To prepare the model we must get dummy variables for all the categorical variables. We also select a lower test size because there is not a lot of training data so we want to use as much as possible for training.

In [None]:
modeling_df = df.copy()

cat_cols = ['sex','cp','fbs','restecg','exng','slp','caa','thall']
num_cols = ['age','trtbps','chol','thalachh','oldpeak']



pd.get_dummies(modeling_df, columns = cat_cols, drop_first = True)



X = modeling_df.drop(['output'],axis=1)
y = modeling_df[['output']]





X_train, X_val, y_train, y_val = train_test_split(X,y, test_size=.10, random_state=0)

## Establishing Baseline Performance
​
To understand if our model holds any weight, we need to establish a baseline model to test our models against.

In [None]:
X_train.value_counts()

In [None]:
print('All Positive model equals:',130/y_train.size)

print('All Negative model equals:',111/y_train.size)

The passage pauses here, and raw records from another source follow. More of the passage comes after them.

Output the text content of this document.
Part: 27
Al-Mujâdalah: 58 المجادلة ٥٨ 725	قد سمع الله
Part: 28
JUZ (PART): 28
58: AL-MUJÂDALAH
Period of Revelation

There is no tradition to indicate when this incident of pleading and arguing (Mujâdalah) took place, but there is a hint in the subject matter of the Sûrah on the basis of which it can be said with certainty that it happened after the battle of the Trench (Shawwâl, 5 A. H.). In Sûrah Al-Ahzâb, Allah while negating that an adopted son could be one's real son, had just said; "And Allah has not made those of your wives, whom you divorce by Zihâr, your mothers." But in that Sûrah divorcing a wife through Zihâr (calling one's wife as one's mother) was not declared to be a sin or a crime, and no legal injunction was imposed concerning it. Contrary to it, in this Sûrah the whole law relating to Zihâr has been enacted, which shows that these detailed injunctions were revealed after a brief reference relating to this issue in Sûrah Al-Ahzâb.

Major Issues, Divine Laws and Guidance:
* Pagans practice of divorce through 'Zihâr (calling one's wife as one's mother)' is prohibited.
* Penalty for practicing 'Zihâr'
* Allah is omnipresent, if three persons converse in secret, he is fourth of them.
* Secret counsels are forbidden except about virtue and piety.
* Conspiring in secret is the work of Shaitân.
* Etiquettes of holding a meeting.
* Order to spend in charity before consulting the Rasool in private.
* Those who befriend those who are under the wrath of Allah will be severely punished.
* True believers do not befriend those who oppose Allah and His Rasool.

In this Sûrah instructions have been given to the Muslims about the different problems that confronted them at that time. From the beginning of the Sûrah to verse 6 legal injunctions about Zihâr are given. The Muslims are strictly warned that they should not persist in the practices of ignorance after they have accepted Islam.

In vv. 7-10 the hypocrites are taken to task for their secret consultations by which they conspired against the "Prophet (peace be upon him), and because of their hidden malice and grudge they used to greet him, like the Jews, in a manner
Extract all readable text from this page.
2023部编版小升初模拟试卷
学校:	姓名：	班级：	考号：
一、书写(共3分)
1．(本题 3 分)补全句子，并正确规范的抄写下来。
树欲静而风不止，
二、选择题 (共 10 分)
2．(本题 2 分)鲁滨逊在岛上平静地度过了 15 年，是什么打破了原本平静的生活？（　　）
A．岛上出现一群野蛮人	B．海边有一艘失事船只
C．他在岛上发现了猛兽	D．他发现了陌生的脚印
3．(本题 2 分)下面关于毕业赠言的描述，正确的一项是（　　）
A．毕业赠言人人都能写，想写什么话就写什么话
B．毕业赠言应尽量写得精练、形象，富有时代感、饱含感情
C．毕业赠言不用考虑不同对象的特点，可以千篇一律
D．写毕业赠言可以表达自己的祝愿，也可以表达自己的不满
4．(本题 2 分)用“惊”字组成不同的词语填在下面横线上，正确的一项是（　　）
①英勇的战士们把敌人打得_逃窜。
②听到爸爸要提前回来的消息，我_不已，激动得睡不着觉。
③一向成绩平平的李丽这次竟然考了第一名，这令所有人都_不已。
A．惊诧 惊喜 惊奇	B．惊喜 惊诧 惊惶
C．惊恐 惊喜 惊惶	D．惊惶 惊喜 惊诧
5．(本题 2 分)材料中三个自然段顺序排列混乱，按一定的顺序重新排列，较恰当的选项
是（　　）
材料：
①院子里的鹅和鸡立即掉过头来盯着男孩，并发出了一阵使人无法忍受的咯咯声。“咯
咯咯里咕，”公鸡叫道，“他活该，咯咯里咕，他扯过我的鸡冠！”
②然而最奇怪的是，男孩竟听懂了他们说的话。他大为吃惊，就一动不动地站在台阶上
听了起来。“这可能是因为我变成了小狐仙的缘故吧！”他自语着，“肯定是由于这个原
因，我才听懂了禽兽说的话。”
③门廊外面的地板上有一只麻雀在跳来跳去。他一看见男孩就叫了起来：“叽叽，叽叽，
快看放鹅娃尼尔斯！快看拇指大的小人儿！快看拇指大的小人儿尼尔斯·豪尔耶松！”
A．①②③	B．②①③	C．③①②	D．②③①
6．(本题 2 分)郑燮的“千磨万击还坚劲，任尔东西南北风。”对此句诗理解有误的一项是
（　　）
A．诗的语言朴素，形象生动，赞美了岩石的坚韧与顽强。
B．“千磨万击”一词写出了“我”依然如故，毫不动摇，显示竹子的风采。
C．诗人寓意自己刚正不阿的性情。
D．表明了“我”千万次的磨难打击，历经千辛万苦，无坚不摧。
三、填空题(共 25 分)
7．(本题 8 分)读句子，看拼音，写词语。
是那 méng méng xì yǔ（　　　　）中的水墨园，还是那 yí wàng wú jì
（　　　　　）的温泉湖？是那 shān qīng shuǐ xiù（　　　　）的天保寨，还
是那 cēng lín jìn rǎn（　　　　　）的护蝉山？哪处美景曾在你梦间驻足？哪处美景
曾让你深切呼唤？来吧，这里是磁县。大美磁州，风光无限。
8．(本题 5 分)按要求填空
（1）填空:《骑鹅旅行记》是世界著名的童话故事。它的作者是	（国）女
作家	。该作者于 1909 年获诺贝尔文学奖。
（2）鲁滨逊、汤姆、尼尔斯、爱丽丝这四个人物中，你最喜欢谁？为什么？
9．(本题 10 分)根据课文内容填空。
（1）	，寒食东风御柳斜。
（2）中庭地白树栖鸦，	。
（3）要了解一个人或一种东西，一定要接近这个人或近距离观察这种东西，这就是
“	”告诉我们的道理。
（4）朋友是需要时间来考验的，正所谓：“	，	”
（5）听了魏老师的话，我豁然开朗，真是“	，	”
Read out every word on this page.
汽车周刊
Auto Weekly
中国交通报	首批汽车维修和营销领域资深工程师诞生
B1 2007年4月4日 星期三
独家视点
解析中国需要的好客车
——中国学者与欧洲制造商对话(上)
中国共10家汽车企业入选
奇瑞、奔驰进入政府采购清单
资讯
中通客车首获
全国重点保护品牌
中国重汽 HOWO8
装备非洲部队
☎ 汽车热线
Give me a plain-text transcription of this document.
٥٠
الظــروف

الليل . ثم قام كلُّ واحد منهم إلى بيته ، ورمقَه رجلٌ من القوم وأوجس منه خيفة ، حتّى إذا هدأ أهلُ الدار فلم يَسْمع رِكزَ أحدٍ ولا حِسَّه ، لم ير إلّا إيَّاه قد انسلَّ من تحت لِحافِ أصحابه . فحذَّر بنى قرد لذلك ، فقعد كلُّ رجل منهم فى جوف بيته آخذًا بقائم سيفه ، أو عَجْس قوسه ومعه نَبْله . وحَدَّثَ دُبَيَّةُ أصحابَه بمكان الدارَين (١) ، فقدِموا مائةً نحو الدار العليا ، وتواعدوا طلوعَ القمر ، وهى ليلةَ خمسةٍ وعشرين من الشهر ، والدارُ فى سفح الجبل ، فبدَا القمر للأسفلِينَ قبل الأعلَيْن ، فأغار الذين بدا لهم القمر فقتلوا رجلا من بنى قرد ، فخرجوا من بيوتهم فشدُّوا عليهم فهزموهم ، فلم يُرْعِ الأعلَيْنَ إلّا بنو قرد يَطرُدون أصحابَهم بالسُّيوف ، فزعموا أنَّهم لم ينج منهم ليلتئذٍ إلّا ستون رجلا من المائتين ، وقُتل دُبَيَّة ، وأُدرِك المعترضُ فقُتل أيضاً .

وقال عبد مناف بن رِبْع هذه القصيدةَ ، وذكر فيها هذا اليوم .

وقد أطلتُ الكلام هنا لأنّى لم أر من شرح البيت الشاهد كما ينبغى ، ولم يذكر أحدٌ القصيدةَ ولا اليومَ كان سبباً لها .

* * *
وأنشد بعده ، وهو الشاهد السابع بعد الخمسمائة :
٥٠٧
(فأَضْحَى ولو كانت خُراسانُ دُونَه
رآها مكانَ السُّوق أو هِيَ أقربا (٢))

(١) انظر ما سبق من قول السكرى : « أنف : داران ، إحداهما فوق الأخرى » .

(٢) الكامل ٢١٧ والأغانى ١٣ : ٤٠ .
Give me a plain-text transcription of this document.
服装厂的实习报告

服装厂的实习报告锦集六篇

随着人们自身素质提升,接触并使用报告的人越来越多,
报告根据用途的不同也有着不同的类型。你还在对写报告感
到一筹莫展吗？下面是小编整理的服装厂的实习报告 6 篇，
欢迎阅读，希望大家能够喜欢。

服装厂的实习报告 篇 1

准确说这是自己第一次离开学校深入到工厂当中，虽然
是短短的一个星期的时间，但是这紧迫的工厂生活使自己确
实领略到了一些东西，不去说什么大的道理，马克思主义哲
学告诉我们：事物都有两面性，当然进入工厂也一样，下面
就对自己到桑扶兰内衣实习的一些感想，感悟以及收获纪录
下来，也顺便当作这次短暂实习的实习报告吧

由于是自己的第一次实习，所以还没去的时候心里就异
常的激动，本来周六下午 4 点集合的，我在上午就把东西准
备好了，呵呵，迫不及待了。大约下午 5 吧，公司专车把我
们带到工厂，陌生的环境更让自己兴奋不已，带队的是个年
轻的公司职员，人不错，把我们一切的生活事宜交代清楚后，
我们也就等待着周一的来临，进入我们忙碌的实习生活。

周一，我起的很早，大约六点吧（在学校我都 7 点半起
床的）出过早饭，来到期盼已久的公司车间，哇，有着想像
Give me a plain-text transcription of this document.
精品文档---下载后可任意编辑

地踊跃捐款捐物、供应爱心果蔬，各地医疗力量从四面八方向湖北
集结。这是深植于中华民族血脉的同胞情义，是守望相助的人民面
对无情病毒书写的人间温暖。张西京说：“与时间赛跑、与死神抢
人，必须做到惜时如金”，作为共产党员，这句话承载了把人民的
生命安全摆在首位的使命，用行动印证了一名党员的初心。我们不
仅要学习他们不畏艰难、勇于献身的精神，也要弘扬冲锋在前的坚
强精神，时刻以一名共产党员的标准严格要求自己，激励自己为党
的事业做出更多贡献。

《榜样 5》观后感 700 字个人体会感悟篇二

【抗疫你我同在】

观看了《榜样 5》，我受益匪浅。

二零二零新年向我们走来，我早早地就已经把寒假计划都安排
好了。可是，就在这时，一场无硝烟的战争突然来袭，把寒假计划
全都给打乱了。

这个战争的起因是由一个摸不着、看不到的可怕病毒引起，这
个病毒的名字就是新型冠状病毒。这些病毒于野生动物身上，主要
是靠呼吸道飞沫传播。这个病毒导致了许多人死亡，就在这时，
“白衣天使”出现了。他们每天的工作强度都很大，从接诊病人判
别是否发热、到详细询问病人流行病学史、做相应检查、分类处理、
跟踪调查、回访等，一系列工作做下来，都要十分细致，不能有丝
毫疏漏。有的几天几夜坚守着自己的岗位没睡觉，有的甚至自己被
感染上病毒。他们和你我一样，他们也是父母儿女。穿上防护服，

Since the all positive model has a higher accuracy we will be using it for our baseline. This means that out model must beat an accuracy score of 53.94%.

## Model Selection

### Defining model functions

This is a function to plot the ROC curve for each model.

In [None]:
def plot_roc_curve(fpr, tpr):
    plt.plot(fpr, tpr, color='orange', label='ROC')
    plt.plot([0, 1], [0, 1], color='darkblue', linestyle='--')
    plt.xlabel('False Positive Rate')
    plt.ylabel('True Positive Rate')
    plt.title('Receiver Operating Characteristic (ROC) Curve')
    plt.legend()
    plt.show()

This function efficiently trains each model on the training data and makes predictions for our validation set.

In [None]:
def fit_model(model):
    
    model.fit(X_train, y_train)
    val_preds = model.predict(X_val)
    print(pd.DataFrame(confusion_matrix(y_val,val_preds),\
            columns=["Predicted No", "Predicted Yes"],\
            index=["No","Yes"]))
    print('\n')
    print(classification_report(y_val, val_preds))
    
    probs = model.predict_proba(X_val)
    probs = probs[:, 1]
    fpr, tpr, thresholds = roc_curve(y_val, probs)
    plot_roc_curve(fpr,tpr)
    print('auc score: '+ str(roc_auc_score(y_val,val_preds)))

## Model Fitting

### Logistic Regression

In [None]:
log_model = LogisticRegression(max_iter=700)

fit_model(log_model)

### K-nearest Neighbors

In [None]:
knn_model = KNeighborsClassifier(n_neighbors=50)

fit_model(knn_model)

### Decision Tree Classifier

In [None]:
tree_model = DecisionTreeClassifier(criterion='entropy', max_depth=5, max_leaf_nodes=10)

fit_model(tree_model)

### Random Forest Classifier

In [None]:
rf_model = RandomForestClassifier(n_estimators=1000, criterion = "entropy")

fit_model(rf_model)

In [None]:
xgb = XGBClassifier(max_depth = 100,learning_rate = .07, booster = "gblinear" )

fit_model(xgb)

# Conclusion

Out of all the models that we tried, the xgb classifier outperformed the rest. It out-performed the baseline model accuracy by about 40%. It performed the best at predicting people who are more risk of having a heart attack. We had a very small data set to work with and a very small test set to work with so we should question how well this model may do on new unforseen data. 

## Next Steps

The next step would be to collect more data. We have a very small data set to work with and there is a lot of potential to make a great model if we had more data to train it on. With an increase in records, Deep learning methods would also be interesting to apply here.